The pandemic and lockdown changed how people engage with a vast number of services online. Good businesses will need to help their customers and change with them, writes Antony Welton in this partner content with Vodafone NZ
We live in a world where we are increasingly comfortable ordering products or services from our smartphone. Whether it’s ordering a pizza, a flight, grocery shopping, a restaurant booking, or more, digital service is fast becoming the easiest way to get things done.
The next wave of digital service is breaking in the area of customer care. Digital customer care has long been espoused by futurists and consultants including McKinsey, who as early as 2014 were predicting an increase in “customer service via web-based user accounts, social networks, mobile phone, and the Internet” due to customer demand for such services.
While New Zealand companies and government agencies have been embracing these tools for many years, Covid-19 has vastly accelerated the pace of change, bringing forward years of digital adoption across the country. While there will always remain a need for some skilled experts to help solve complex problems, the transition to digital-first and self-service tools across all industries is now happening at pace.
Adoption follows a pattern. It wasn’t that long ago that self-service check-in counters at the airport and check-outs at the supermarket were a novelty. Yet today, digital self-service check-in counters are ubiquitous at modern airports, online shopping is the norm, we use self-service checkouts at supermarkets and we file our tax returns digitally.
Online banking is by far the dominant way we manage our money – and even three years ago the Internet Trends in New Zealand 2007-2015 report from AUT’s Institute of Culture, Discourse and Communication found online banking had reached 88 per cent of users (having grown from 72 per cent in 2007), with 29 per cent of Kiwis using their bank’s online services every day.
Digital tools have proven to be faster, more convenient and more readily available than the traditional, office-hours model of waiting in line to speak to someone – whether that was in-person or on the phone. It puts power in the hands of the customers, who can get a service when they want it, how they want it. While offering benefits to the majority of customers, digital tools also enable cost savings for savvy businesses.
But therein lies the rub: while the vast majority of New Zealanders might like a greater selection of online options, in this early part of the adoption curve there is still a relatively significant percentage of people who are either unable or unwilling to access digital self-service tools. They either don’t have the physical tools to access the internet, or the ability to know how to navigate the online world. Just like many used to prefer to queue for a human check-out operator at the supermarket.
It’s a challenge we’re facing at Vodafone New Zealand, as we embrace the new digital world. For us as a business to grow and evolve, we need to embrace online service models – and help our customers get comfortable on the digital journey with us.
Covid-19 presented a unique opportunity in this regard. During lockdown, shops were closed and our people were unable to go to our physical call centres. We had no choice but to re-route customers to predominantly digital self-service methods.
Most customers got on-board quickly. We saw the use of our chatbot TOBi increase by a whopping 550 percent – and the live online chat option on our website experienced a four-fold increase in traffic compared with pre-lockdown levels. Social media inquiries flooded in and we needed to build bots to process the thousands of private messages we were receiving each day.

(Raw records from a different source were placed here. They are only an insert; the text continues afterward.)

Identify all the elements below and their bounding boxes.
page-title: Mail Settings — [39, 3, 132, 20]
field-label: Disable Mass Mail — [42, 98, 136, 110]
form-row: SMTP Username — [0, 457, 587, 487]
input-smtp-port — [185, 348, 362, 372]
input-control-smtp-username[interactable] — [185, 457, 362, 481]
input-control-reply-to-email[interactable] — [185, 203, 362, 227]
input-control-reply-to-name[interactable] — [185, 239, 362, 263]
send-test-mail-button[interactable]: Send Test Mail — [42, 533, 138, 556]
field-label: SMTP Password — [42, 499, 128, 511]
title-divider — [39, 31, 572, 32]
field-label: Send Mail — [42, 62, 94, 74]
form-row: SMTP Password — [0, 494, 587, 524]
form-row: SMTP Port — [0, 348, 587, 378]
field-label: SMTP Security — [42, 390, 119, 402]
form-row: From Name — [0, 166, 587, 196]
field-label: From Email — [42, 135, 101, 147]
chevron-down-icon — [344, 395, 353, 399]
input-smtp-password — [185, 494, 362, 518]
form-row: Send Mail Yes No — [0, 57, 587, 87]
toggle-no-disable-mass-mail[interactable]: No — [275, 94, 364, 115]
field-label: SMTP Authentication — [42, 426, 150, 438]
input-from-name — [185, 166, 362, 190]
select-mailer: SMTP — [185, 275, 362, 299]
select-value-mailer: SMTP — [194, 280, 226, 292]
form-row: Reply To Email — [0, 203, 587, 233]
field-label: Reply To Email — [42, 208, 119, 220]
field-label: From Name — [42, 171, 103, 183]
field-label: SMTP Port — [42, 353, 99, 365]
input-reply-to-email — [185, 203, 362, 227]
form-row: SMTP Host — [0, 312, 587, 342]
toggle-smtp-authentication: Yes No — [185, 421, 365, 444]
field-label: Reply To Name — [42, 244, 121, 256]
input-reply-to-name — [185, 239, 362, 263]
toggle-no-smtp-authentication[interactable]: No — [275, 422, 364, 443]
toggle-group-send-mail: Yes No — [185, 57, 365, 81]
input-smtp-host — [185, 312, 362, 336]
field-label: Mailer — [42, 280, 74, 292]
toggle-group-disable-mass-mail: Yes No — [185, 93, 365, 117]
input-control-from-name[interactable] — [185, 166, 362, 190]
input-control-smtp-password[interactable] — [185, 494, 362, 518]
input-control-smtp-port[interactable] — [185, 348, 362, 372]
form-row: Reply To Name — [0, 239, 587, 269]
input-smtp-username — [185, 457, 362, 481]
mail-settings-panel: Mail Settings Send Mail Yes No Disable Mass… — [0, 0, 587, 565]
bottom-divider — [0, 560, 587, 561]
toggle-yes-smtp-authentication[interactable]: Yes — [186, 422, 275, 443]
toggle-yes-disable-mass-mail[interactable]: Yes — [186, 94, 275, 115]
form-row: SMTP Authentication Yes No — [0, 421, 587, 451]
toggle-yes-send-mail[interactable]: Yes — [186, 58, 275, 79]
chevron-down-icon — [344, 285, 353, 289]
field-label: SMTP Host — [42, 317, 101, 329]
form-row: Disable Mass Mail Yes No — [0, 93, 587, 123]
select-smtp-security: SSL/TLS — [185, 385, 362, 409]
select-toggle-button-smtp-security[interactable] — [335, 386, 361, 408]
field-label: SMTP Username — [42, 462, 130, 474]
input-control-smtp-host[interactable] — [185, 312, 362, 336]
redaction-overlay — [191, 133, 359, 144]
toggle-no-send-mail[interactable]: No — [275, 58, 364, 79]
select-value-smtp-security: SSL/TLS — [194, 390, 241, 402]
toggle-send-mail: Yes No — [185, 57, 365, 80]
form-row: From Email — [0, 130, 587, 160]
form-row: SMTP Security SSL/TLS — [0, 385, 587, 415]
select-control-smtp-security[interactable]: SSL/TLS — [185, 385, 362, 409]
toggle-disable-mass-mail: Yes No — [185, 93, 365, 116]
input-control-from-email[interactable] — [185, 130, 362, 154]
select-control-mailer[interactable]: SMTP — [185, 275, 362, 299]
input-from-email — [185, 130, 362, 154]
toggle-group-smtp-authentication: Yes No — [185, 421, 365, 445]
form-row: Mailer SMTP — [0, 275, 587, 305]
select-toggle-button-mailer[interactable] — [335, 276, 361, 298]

These tools all require human intervention to a degree, and skilled personnel who can train the robot via digital code – or physically respond to online inquiries. This will mean the roles required within a business like ours will continue to evolve over time. The deep product knowledge will remain, but the methods in which this knowledge is shared will alter.

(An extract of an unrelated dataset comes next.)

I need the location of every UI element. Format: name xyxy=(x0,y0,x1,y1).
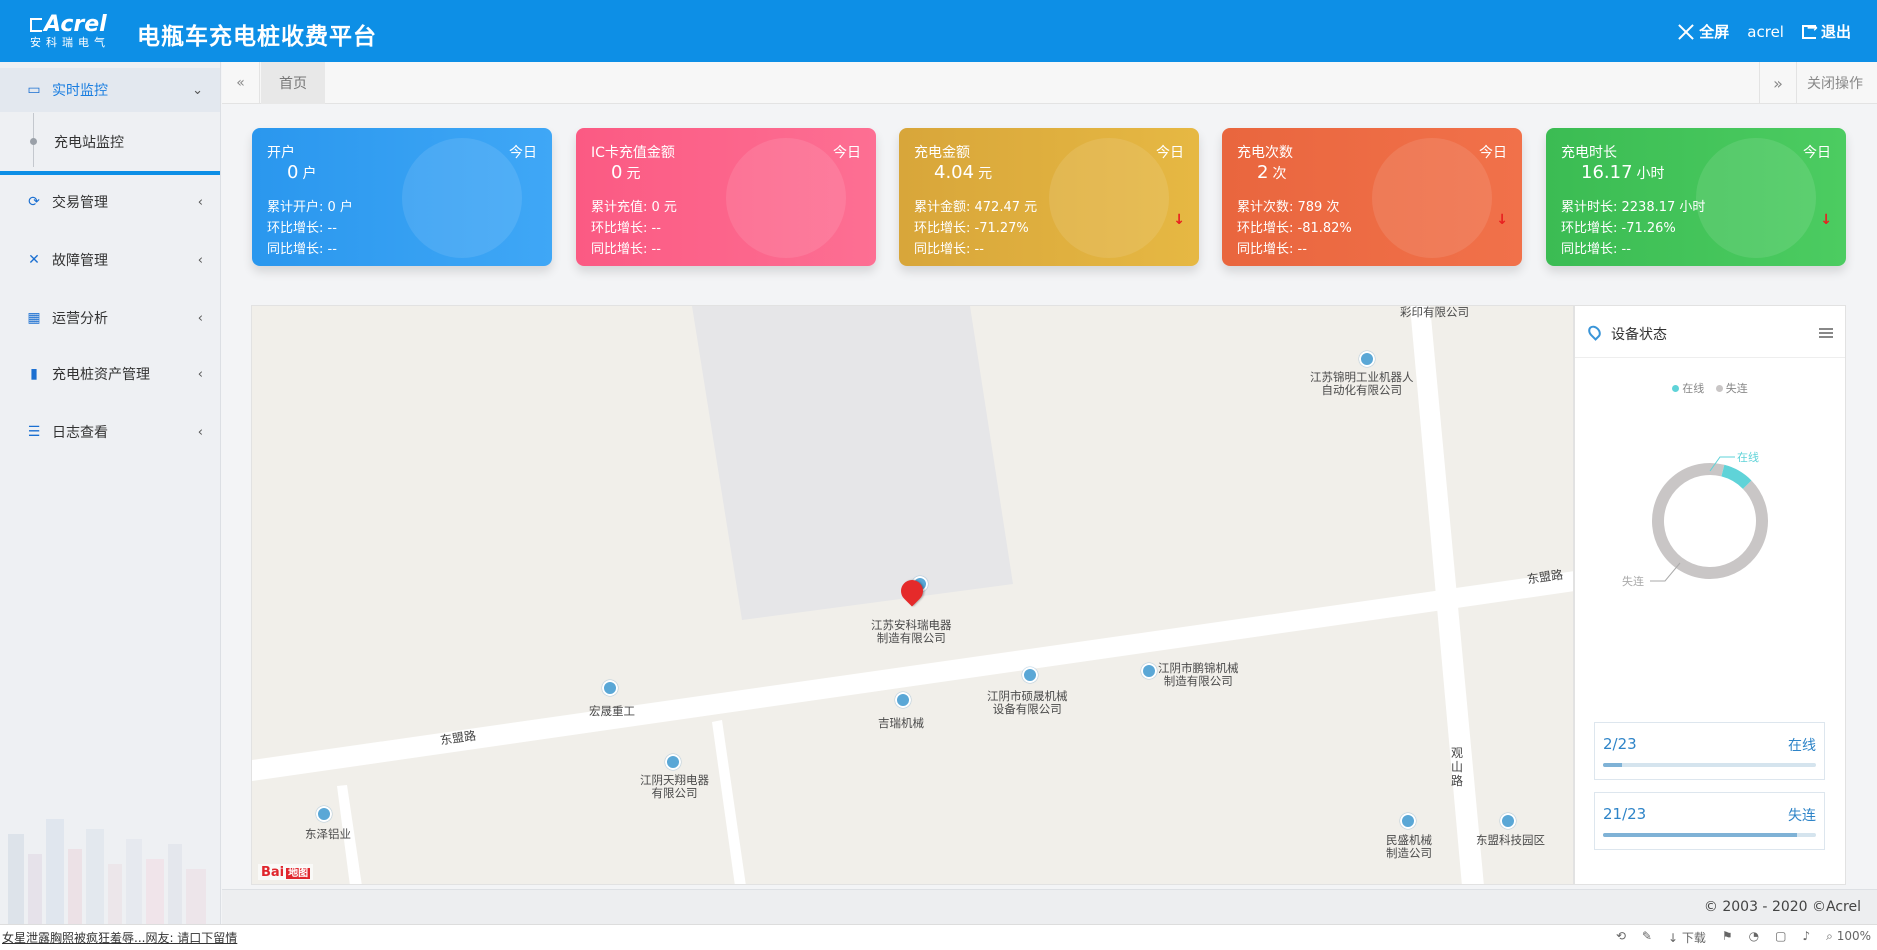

Again, alert Level 4 lockdown provided us an opportunity to test the long-held theory that digital service will develop. With our 67 retail stores closed, we had 370 team members unable to work – unless we pivoted. All retail staff were offered the chance to be redeployed to a digital service channel – be it online chat, social media support or online customer care roles. More than 95 percent of retail staff took the opportunity to be reassigned, and were equipped with remote working tools to do their new roles from home. Those who were willing and able to adjust, thrived.
The new digital world is about adaption and resilience. It means future-proofing our businesses and taking employees on the journey as we – and other companies – inevitably shift to using even more technology and smart automation. With each decade, we see digital options expand – most far beyond the realms of possibility just a few short years ago.

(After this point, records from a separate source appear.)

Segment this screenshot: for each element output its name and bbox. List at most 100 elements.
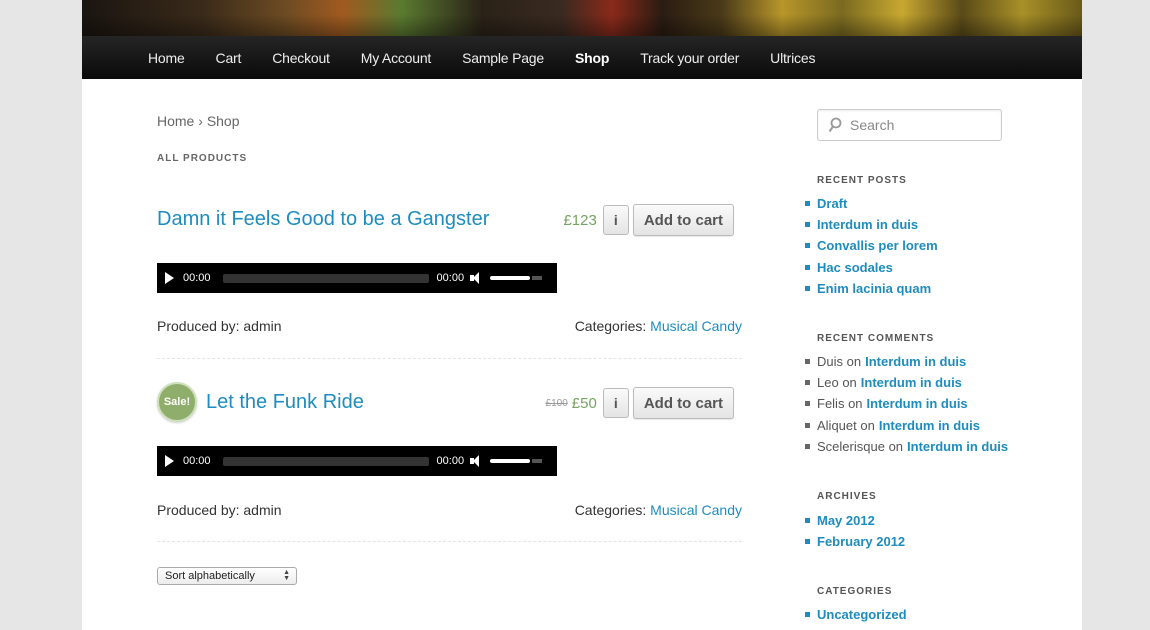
list-item: Felis on Interdum in duis: [805, 393, 1008, 414]
header-banner-image: [82, 0, 1082, 36]
product-price-area: £123 i Add to cart: [563, 204, 734, 236]
divider: [157, 541, 742, 542]
comment-on: on: [842, 375, 857, 391]
volume-slider-rest: [532, 276, 543, 280]
comment-author: Leo on: [817, 375, 857, 390]
volume-icon[interactable]: [470, 455, 484, 467]
volume-icon[interactable]: [470, 272, 484, 284]
audio-progress-bar[interactable]: [222, 456, 429, 466]
product-price-area: £100 £50 i Add to cart: [546, 387, 734, 419]
comment-on: on: [846, 354, 862, 370]
audio-current-time: 00:00: [183, 272, 211, 284]
list-item: Interdum in duis: [805, 214, 938, 235]
product-price: £123: [563, 211, 597, 229]
product-title[interactable]: Damn it Feels Good to be a Gangster: [157, 208, 489, 231]
audio-player: 00:00 00:00: [157, 446, 557, 476]
category-link[interactable]: Musical Candy: [650, 502, 742, 518]
nav-checkout[interactable]: Checkout: [272, 50, 330, 66]
audio-duration: 00:00: [436, 272, 465, 284]
recent-post-link[interactable]: Hac sodales: [817, 260, 893, 275]
recent-posts-list: Draft Interdum in duis Convallis per lor…: [805, 193, 938, 299]
add-to-cart-button[interactable]: Add to cart: [632, 204, 734, 236]
page: Home Cart Checkout My Account Sample Pag…: [82, 0, 1082, 630]
comment-author: Scelerisque on: [817, 439, 903, 454]
nav-sample-page[interactable]: Sample Page: [462, 50, 544, 66]
search-input[interactable]: Search: [817, 109, 1002, 141]
volume-slider[interactable]: [490, 276, 531, 280]
category-link[interactable]: Uncategorized: [817, 607, 907, 622]
list-item: February 2012: [805, 531, 905, 552]
recent-posts-title: RECENT POSTS: [817, 175, 907, 186]
product-old-price: £100: [545, 397, 568, 409]
archive-link[interactable]: May 2012: [817, 513, 875, 528]
comment-on: on: [848, 396, 863, 412]
audio-duration: 00:00: [436, 455, 465, 467]
nav-shop[interactable]: Shop: [575, 50, 609, 66]
comment-author: Aliquet on: [817, 418, 875, 433]
list-item: May 2012: [805, 510, 905, 531]
search-placeholder: Search: [850, 117, 895, 133]
nav-my-account[interactable]: My Account: [361, 50, 432, 66]
audio-player: 00:00 00:00: [157, 263, 557, 293]
nav-track-order[interactable]: Track your order: [640, 50, 739, 66]
produced-by: Produced by: admin: [157, 318, 282, 334]
product-title[interactable]: Let the Funk Ride: [206, 391, 364, 414]
comment-author-name: Leo: [817, 375, 839, 391]
play-icon[interactable]: [165, 272, 174, 284]
comment-on: on: [888, 438, 904, 454]
comment-post-link[interactable]: Interdum in duis: [907, 439, 1008, 454]
add-to-cart-button[interactable]: Add to cart: [632, 387, 734, 419]
breadcrumb-home[interactable]: Home: [157, 113, 194, 129]
comment-author: Felis on: [817, 396, 863, 411]
volume-slider[interactable]: [490, 459, 531, 463]
nav-home[interactable]: Home: [148, 50, 185, 66]
product-categories: Categories: Musical Candy: [575, 318, 742, 334]
recent-post-link[interactable]: Interdum in duis: [817, 217, 918, 232]
info-button[interactable]: i: [602, 388, 629, 418]
comment-post-link[interactable]: Interdum in duis: [879, 418, 980, 433]
archives-list: May 2012 February 2012: [805, 510, 905, 552]
categories-label: Categories:: [574, 502, 647, 518]
list-item: Draft: [805, 193, 938, 214]
comment-author: Duis on: [817, 354, 861, 369]
comment-post-link[interactable]: Interdum in duis: [861, 375, 962, 390]
comment-post-link[interactable]: Interdum in duis: [865, 354, 966, 369]
recent-post-link[interactable]: Draft: [817, 196, 847, 211]
categories-list: Uncategorized: [805, 604, 907, 625]
produced-by-label: Produced by:: [157, 318, 240, 334]
archive-link[interactable]: February 2012: [817, 534, 905, 549]
recent-post-link[interactable]: Enim lacinia quam: [817, 281, 931, 296]
nav-ultrices[interactable]: Ultrices: [770, 50, 815, 66]
categories-title: CATEGORIES: [817, 586, 893, 597]
page-title: ALL PRODUCTS: [157, 153, 248, 164]
breadcrumb-separator: ›: [198, 113, 203, 129]
produced-by-label: Produced by:: [157, 502, 240, 518]
breadcrumb: Home › Shop: [157, 113, 240, 129]
list-item: Aliquet on Interdum in duis: [805, 415, 1008, 436]
list-item: Enim lacinia quam: [805, 278, 938, 299]
category-link[interactable]: Musical Candy: [650, 318, 742, 334]
produced-by: Produced by: admin: [157, 502, 282, 518]
recent-post-link[interactable]: Convallis per lorem: [817, 238, 938, 253]
play-icon[interactable]: [165, 455, 174, 467]
list-item: Leo on Interdum in duis: [805, 372, 1008, 393]
comment-author-name: Scelerisque: [817, 438, 885, 454]
comment-author-name: Aliquet: [817, 417, 857, 433]
produced-by-value: admin: [243, 318, 282, 334]
comment-author-name: Duis: [817, 354, 844, 370]
list-item: Duis on Interdum in duis: [805, 351, 1008, 372]
comment-post-link[interactable]: Interdum in duis: [867, 396, 968, 411]
list-item: Scelerisque on Interdum in duis: [805, 436, 1008, 457]
nav-cart[interactable]: Cart: [216, 50, 242, 66]
audio-progress-bar[interactable]: [222, 273, 429, 283]
sort-selected-value: Sort alphabetically: [165, 570, 255, 582]
breadcrumb-current: Shop: [206, 113, 240, 129]
categories-label: Categories:: [574, 318, 647, 334]
divider: [157, 358, 742, 359]
sort-select[interactable]: Sort alphabetically ▲ ▼: [157, 567, 297, 585]
audio-current-time: 00:00: [183, 455, 211, 467]
info-button[interactable]: i: [602, 205, 629, 235]
comment-author-name: Felis: [817, 396, 845, 412]
volume-slider-rest: [532, 459, 543, 463]
sale-badge: Sale!: [157, 382, 197, 422]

Early signs post-lockdown are this customer adoption will continue, but we also need encouragement. Human behaviour shows that people often stick with old habits. The trick is how to help people create new habitual ways of accessing digital tools in a way that is simpler for them and gets the job done to their satisfaction – hopefully quicker and easier. This is something we’re committed to achieving, and helping our enterprise customers achieve, as Aotearoa strives to become an even more technology-driven and connected society.
As Heraclitus, a Greek philosopher, said circa 500BC, “change is the only constant in life”. As we look towards a brave new digital world, we’ll continue to embrace change and help our customers to come with us on the journey – learning new skills, and adapting to new tools – and allowing us to provide even better and more intuitive digital services when they trust us with their data.
Because the rewards for doing so have the potential to offer compelling consumer-centric value, as well as business success. Or, as two senior Deloitte executives recently highlighted in the Harvard Business Review, “the companies that figure this out will most likely be the ones that thrive in increasingly demanding markets.”